Petualangan semasa bujangan dibandingkan dengan saat ini, ayah dari dua perjaka, punya makna berbeda. Entah bagaimana kuat sekali usaha agar petualangan masa bujangan yang penuh derita tidak terulang pada kedua perjaka saya. Yang saya bagi hanya kenangan verbal dan visual lewat napak-tilas tempat-tempat yang pernah saya kunjungi dahulu. Teori tentang peak experience-nya Colin Mortlock yang saya anut tidak berlaku ketika berurusan dengan anak sendiri.

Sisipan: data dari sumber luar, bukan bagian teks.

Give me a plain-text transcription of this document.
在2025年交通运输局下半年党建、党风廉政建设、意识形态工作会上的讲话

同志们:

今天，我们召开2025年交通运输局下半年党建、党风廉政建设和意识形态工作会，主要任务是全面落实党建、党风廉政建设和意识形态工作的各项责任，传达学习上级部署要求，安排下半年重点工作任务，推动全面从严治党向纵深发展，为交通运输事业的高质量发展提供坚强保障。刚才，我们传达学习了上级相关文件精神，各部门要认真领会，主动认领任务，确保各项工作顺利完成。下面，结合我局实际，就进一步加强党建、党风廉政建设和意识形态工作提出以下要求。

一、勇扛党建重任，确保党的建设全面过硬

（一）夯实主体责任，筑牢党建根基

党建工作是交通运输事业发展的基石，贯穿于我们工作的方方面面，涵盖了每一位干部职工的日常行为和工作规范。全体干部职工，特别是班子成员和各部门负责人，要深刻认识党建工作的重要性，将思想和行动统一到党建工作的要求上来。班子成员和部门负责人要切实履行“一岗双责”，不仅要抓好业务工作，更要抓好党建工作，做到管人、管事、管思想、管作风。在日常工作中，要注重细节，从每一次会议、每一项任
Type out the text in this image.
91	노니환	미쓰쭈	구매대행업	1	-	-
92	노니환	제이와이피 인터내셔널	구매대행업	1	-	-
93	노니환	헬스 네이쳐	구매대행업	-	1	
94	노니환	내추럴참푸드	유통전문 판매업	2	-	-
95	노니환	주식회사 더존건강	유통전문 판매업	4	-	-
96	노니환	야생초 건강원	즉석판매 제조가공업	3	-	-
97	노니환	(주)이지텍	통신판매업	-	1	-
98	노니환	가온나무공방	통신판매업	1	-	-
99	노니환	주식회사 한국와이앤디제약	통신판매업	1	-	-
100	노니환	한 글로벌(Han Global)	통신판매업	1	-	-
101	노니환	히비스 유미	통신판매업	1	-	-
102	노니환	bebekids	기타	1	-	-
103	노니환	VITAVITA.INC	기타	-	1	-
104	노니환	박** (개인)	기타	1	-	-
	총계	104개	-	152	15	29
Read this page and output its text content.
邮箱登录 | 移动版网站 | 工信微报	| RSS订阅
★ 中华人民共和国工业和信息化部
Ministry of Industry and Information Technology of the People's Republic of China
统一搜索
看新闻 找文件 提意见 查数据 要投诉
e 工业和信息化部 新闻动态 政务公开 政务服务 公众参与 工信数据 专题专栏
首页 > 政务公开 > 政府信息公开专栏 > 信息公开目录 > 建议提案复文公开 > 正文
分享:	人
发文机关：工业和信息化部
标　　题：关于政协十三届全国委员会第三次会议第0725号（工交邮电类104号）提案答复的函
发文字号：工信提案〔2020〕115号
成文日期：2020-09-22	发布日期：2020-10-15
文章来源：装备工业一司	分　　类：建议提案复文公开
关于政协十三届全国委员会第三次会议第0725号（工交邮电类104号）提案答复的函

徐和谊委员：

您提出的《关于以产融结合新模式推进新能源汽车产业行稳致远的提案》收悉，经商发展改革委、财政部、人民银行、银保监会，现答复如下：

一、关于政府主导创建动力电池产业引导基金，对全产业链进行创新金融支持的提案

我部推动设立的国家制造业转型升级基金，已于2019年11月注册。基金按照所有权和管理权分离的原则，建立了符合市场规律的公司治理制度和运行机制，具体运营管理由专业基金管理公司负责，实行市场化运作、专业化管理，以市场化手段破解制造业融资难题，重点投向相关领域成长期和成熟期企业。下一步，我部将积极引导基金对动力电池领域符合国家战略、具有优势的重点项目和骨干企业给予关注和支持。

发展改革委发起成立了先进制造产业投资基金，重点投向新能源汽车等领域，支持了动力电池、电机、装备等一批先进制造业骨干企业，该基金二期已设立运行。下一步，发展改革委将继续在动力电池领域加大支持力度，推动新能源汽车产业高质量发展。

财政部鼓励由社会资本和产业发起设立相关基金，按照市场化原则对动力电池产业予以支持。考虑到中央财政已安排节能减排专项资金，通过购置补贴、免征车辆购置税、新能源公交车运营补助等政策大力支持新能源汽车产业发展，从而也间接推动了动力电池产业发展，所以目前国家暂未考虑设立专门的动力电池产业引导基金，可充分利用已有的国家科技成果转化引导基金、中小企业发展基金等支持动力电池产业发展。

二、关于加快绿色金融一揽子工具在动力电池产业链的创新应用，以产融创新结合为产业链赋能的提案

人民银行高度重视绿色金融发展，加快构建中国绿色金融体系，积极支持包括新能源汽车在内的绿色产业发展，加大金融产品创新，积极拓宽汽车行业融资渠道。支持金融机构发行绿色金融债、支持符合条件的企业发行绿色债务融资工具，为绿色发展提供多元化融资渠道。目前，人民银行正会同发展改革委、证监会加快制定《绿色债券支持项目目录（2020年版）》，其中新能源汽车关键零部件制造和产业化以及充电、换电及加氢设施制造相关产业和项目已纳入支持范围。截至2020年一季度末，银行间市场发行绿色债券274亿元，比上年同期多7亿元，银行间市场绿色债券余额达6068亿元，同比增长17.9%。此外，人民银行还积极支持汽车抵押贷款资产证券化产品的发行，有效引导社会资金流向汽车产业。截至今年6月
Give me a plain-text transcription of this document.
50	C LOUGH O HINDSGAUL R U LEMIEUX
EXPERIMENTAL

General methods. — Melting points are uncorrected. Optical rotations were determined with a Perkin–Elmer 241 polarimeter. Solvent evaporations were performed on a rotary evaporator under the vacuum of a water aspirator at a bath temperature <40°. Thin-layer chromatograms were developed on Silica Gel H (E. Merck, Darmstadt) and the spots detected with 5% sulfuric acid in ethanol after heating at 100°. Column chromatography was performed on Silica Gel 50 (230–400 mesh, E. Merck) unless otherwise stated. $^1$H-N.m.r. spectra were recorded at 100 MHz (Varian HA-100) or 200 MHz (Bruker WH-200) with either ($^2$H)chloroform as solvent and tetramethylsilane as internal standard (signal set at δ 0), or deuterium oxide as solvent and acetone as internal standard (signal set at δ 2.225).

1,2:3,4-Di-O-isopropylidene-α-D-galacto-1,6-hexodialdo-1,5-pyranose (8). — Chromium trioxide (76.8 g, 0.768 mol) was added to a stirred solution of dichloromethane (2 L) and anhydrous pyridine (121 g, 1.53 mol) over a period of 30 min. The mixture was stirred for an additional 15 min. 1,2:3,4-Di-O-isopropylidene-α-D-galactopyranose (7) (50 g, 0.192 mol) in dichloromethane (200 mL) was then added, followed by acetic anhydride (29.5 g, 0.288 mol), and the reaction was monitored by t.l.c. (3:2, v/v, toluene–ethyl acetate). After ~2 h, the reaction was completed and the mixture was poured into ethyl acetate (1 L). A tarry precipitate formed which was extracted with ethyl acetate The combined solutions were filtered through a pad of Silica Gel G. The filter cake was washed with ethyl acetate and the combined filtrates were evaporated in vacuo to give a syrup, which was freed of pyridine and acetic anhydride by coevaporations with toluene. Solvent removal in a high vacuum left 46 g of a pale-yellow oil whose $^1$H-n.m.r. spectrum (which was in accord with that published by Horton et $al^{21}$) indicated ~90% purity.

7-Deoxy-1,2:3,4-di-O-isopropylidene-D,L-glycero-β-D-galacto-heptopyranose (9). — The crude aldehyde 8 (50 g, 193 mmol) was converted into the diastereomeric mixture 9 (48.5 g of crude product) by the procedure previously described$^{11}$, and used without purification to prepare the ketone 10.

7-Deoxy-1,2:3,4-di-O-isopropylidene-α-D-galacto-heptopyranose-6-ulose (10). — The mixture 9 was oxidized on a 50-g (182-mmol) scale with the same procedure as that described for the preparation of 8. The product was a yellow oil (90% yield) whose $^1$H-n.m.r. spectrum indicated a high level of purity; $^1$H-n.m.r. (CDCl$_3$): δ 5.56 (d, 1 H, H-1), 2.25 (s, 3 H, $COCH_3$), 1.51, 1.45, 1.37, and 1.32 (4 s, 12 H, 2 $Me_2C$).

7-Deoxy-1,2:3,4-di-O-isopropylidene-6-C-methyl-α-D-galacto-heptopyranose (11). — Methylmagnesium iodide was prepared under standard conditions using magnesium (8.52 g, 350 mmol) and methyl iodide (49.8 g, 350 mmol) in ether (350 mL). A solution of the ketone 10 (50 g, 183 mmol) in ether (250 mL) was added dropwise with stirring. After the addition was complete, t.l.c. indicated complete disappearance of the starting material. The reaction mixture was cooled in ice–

Istri saya mengeluh kenapa saya begitu memanjakan anak-anak, yang sesungguhnya sudah bukan lagi anak-anak, dengan memilih moda perjalanan yang 'nyaman.' Seperti saya ungkapkan sebelumnya, entah kenapa saya tidak rela anak-anak saya mengulangi derita yang pernah saya (dan juga istri saya) alami. Menurut istri saya, mereka butuh mengalami perjalanan dengan segala keterbatasan agar punya beragam rujukan siasat-siasat hidup. Saya tidak membantah kebenaran pendapatnya. Namun, sekali lagi, entah kenapa, saya tidak rela....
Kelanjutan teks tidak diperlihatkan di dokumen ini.